Estos están hechos con las esencias extraídas de flores frescas, plantas y hierbas.
Son inofensivos para el cuerpo y tienen un aroma agradable y no demasiado fuerte.
Con un uso continuo, pueden hacer que la piel sea fina y suave.
Seguramente, al príncipe consorte no le gustaría ver, dentro de diez o veinte años, que la Princesa Mayor siga siendo tan hermosa como una flor, mientras él envejece cada vez más, ¿verdad?
—¿Eh?
—Min Luozhan se quedó desconcertado, sin esperar que Yang Mengchen le tomara el pelo.
Una pizca de vergüenza apareció en su guapo rostro.
Long Jingxi se cubrió la boca, riendo suavemente, mientras Long YiXuan reía a carcajadas.
Los labios de Long Xuanmo se torcieron casi imperceptiblemente, su mirada hacia Yang Mengchen estaba llena de indulgencia.
Ah Jiu incluso estaba tomando el pelo a su cuñado; ella era realmente traviesa, pero le gustaba.
Mientras tanto, las sirvientas y los guardias bajaron la cabeza, con los hombros temblando mientras claramente luchaban por contener la risa.
Después de las risas y las bromas, Yang Mengchen explicó cómo usar los productos.
Luego llevó a la Hermana Jin y a los otros seis de vuelta a la fábrica de pastelería para apresurar la producción de nuevas variedades.
Lamentablemente, el trigo era una mercancía bastante preciosa en este tiempo y lugar y no se podía usar para hacer caramelos de varios sabores.
Sin embargo, hizo varios tipos de confecciones que eran fáciles de conservar, permitiendo que Long YiXuan se las llevara de vuelta con él.
También se prepararon productos de las otras fábricas en cierta cantidad.
Dos días después, Long YiXuan y los guardias regresaron a la Capital con dos carros llenos de regalos.
Mientras tanto, personas haciéndose pasar por Long Jingxi y su esposo, junto con la Hermana Lu, aparecieron a cientos de millas de distancia más allá de la Prefectura de Qinghe, yendo en la dirección opuesta y alejándose cada vez más.

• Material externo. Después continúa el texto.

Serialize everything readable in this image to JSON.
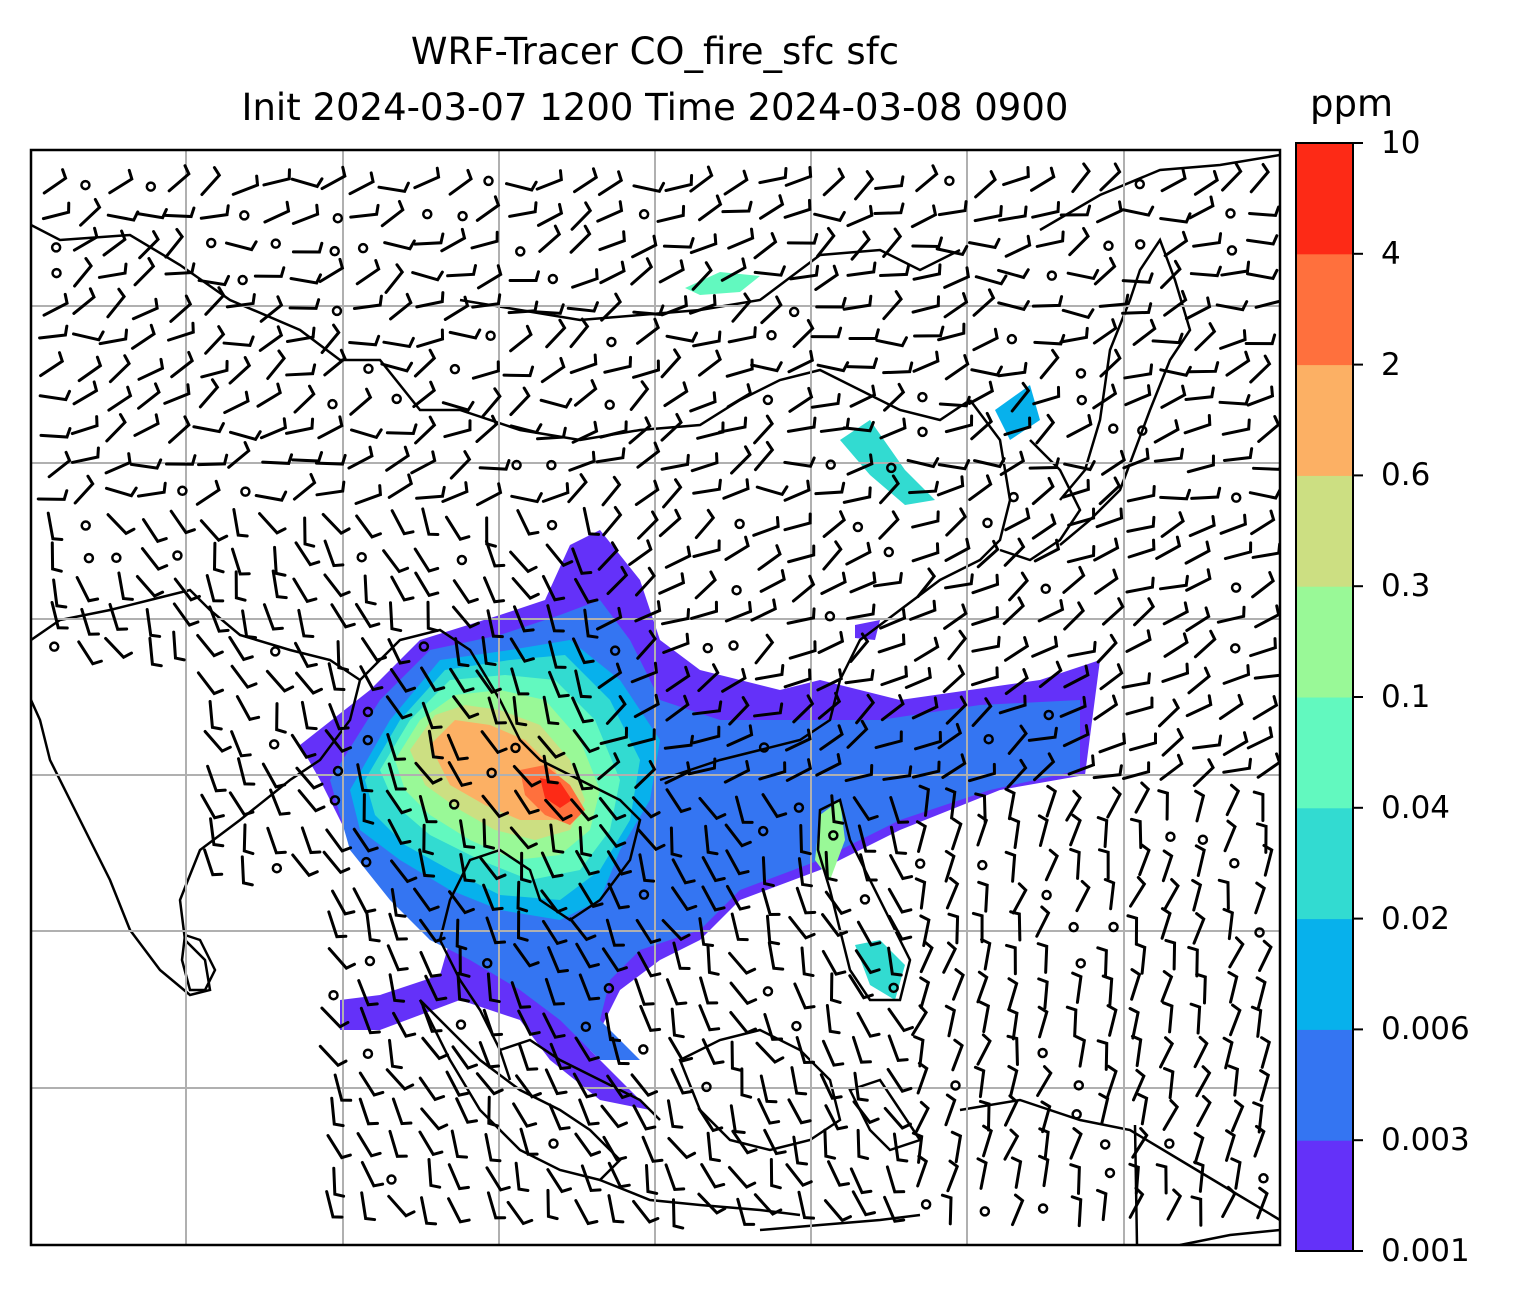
{
  "title": {
    "line1": "WRF-Tracer CO_fire_sfc sfc",
    "line2": "Init 2024-03-07 1200 Time 2024-03-08 0900"
  },
  "colorbar": {
    "unit": "ppm",
    "levels": [
      "0.001",
      "0.003",
      "0.006",
      "0.02",
      "0.04",
      "0.1",
      "0.3",
      "0.6",
      "2",
      "4",
      "10"
    ],
    "colors": [
      "#6431f9",
      "#3475f2",
      "#07b1ec",
      "#32dbd1",
      "#62f9bf",
      "#99f997",
      "#ccdf82",
      "#fcb064",
      "#ff703d",
      "#fd2a16"
    ]
  },
  "map": {
    "gridlines": true,
    "field": "CO_fire_sfc",
    "wind_barbs": true
  }
}
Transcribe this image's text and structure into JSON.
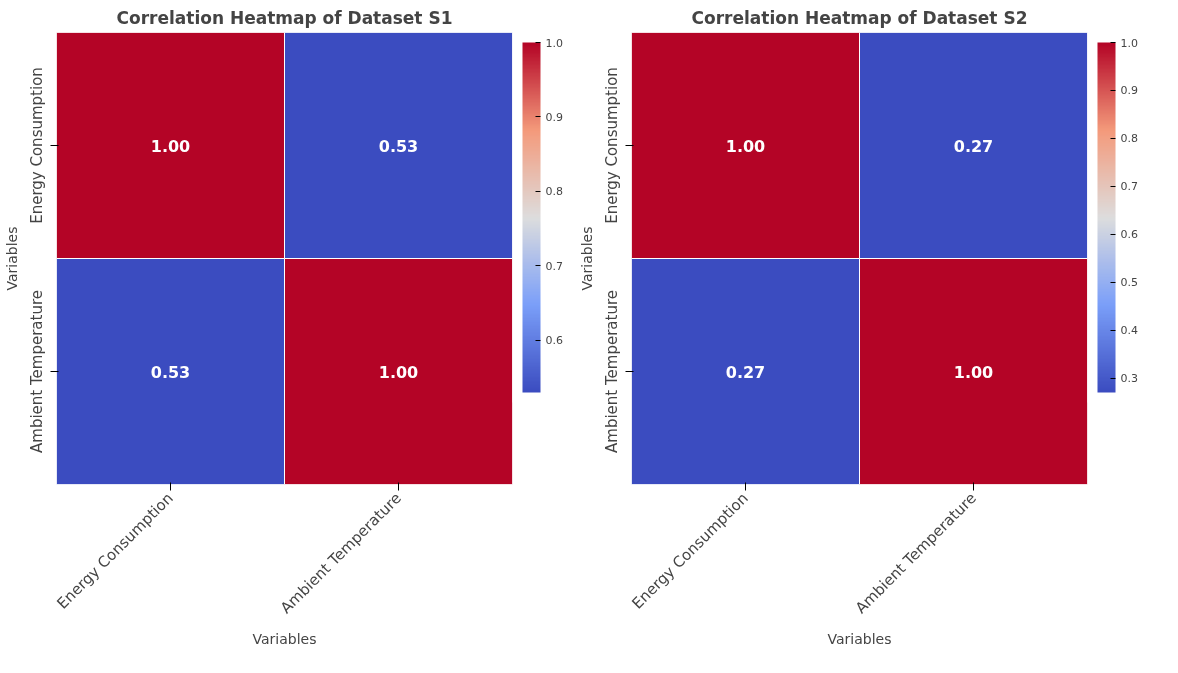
{
  "chart_data": [
    {
      "type": "heatmap",
      "title": "Correlation Heatmap of Dataset S1",
      "xlabel": "Variables",
      "ylabel": "Variables",
      "categories": [
        "Energy Consumption",
        "Ambient Temperature"
      ],
      "y_categories": [
        "Energy Consumption",
        "Ambient Temperature"
      ],
      "cells": [
        [
          1.0,
          0.53
        ],
        [
          0.53,
          1.0
        ]
      ],
      "cell_labels": [
        [
          "1.00",
          "0.53"
        ],
        [
          "0.53",
          "1.00"
        ]
      ],
      "clim": [
        0.53,
        1.0
      ],
      "cticks": [
        0.6,
        0.7,
        0.8,
        0.9,
        {
          "value": 1,
          "label": "1.0"
        }
      ]
    },
    {
      "type": "heatmap",
      "title": "Correlation Heatmap of Dataset S2",
      "xlabel": "Variables",
      "ylabel": "Variables",
      "categories": [
        "Energy Consumption",
        "Ambient Temperature"
      ],
      "y_categories": [
        "Energy Consumption",
        "Ambient Temperature"
      ],
      "cells": [
        [
          1.0,
          0.27
        ],
        [
          0.27,
          1.0
        ]
      ],
      "cell_labels": [
        [
          "1.00",
          "0.27"
        ],
        [
          "0.27",
          "1.00"
        ]
      ],
      "clim": [
        0.27,
        1.0
      ],
      "cticks": [
        0.3,
        0.4,
        0.5,
        0.6,
        0.7,
        0.8,
        0.9,
        {
          "value": 1,
          "label": "1.0"
        }
      ]
    }
  ]
}
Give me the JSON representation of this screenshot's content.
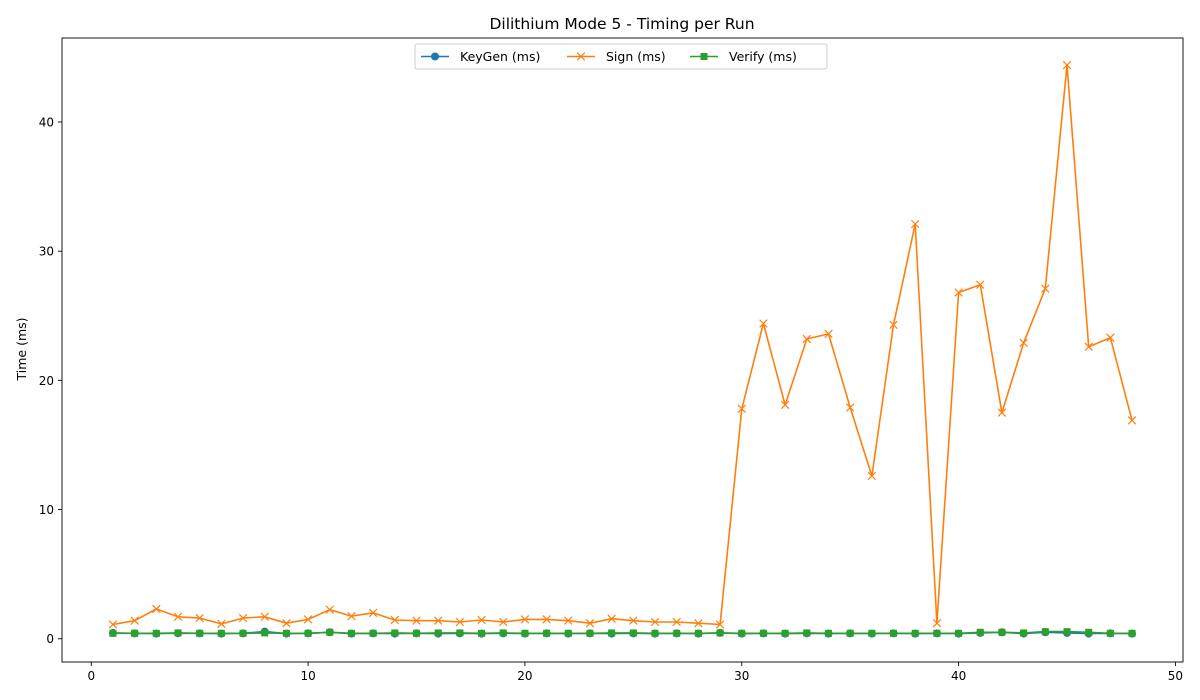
{
  "chart_data": {
    "type": "line",
    "title": "Dilithium Mode 5 - Timing per Run",
    "xlabel": "",
    "ylabel": "Time (ms)",
    "xlim": [
      -1.35,
      50.35
    ],
    "ylim": [
      -1.8,
      46.5
    ],
    "xticks": [
      0,
      10,
      20,
      30,
      40,
      50
    ],
    "yticks": [
      0,
      10,
      20,
      30,
      40
    ],
    "grid": false,
    "legend_position": "top-center",
    "x": [
      1,
      2,
      3,
      4,
      5,
      6,
      7,
      8,
      9,
      10,
      11,
      12,
      13,
      14,
      15,
      16,
      17,
      18,
      19,
      20,
      21,
      22,
      23,
      24,
      25,
      26,
      27,
      28,
      29,
      30,
      31,
      32,
      33,
      34,
      35,
      36,
      37,
      38,
      39,
      40,
      41,
      42,
      43,
      44,
      45,
      46,
      47,
      48
    ],
    "series": [
      {
        "name": "KeyGen (ms)",
        "color": "#1f77b4",
        "marker": "circle",
        "values": [
          0.45,
          0.42,
          0.4,
          0.43,
          0.42,
          0.4,
          0.42,
          0.55,
          0.4,
          0.42,
          0.5,
          0.4,
          0.42,
          0.4,
          0.42,
          0.4,
          0.42,
          0.4,
          0.42,
          0.4,
          0.42,
          0.4,
          0.42,
          0.4,
          0.42,
          0.4,
          0.42,
          0.4,
          0.45,
          0.4,
          0.42,
          0.4,
          0.42,
          0.4,
          0.42,
          0.4,
          0.42,
          0.4,
          0.42,
          0.4,
          0.45,
          0.5,
          0.4,
          0.5,
          0.45,
          0.4,
          0.42,
          0.4
        ]
      },
      {
        "name": "Sign (ms)",
        "color": "#ff7f0e",
        "marker": "x",
        "values": [
          1.1,
          1.4,
          2.3,
          1.7,
          1.6,
          1.15,
          1.6,
          1.7,
          1.2,
          1.5,
          2.25,
          1.75,
          2.0,
          1.45,
          1.4,
          1.4,
          1.3,
          1.45,
          1.3,
          1.5,
          1.5,
          1.4,
          1.2,
          1.55,
          1.4,
          1.3,
          1.3,
          1.2,
          1.1,
          17.8,
          24.4,
          18.1,
          23.2,
          23.6,
          17.9,
          12.6,
          24.3,
          32.1,
          1.2,
          26.8,
          27.4,
          17.5,
          22.9,
          27.1,
          44.4,
          22.6,
          23.3,
          16.9
        ]
      },
      {
        "name": "Verify (ms)",
        "color": "#2ca02c",
        "marker": "square",
        "values": [
          0.42,
          0.42,
          0.42,
          0.45,
          0.42,
          0.42,
          0.42,
          0.45,
          0.42,
          0.42,
          0.5,
          0.42,
          0.42,
          0.45,
          0.42,
          0.45,
          0.45,
          0.42,
          0.45,
          0.42,
          0.42,
          0.42,
          0.42,
          0.45,
          0.45,
          0.42,
          0.42,
          0.42,
          0.45,
          0.42,
          0.42,
          0.42,
          0.45,
          0.42,
          0.42,
          0.42,
          0.42,
          0.42,
          0.42,
          0.42,
          0.5,
          0.5,
          0.45,
          0.55,
          0.55,
          0.5,
          0.42,
          0.42
        ]
      }
    ]
  }
}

Yang Mengchen pidió al jefe del pueblo y al Lizheng que notificaran a todos los pueblos para comprar una gran cantidad de flores y plantas frescas.
Por supuesto, solo quería los tipos de plantas que se mostraban en los dibujos que proporcionó.
En la fábrica de cosméticos, Yang Mengchen puso a la sirvienta del contrato de muerte, Hui Niangzi, a cargo, y eligió a Yan Niangzi y a una docena de chicas de buen aspecto para aprender técnicas de maquillaje.
Casi medio mes pasó con Yang Mengchen yendo y viniendo diariamente entre las fábricas nuevas y antiguas, notoriamente adelgazando.
Long Xuanmo se sentía afligido y enojado, pero estaba completamente desamparado contra Yang Mengchen; todo lo que podía hacer era seguir enviando nido de pájaro y ginseng.
Insistía en mirar a Yang Mengchen comerlos cada vez antes de dejarlo pasar.
Antes de que se completara la fábrica de pastelería, Yang Mengchen fue a instruir a la Familia Shen y a los trabajadores sobre cómo hacer varios pasteles.
Durante este tiempo, Long Xuanmo, Long Jingxi y su esposo, Luo Jingrui, y Nangong Lingfei enviaron muchas frutas, con las que hizo una variedad de pasteles con sabor a fruta.
Aquellos que los probaron no dejaban de alabarlos sin fin.
Un mes pasó, y la construcción del Lago de las Hadas y la calle comercial se completó.
La apertura de las tiendas de la familia Yang era inminente.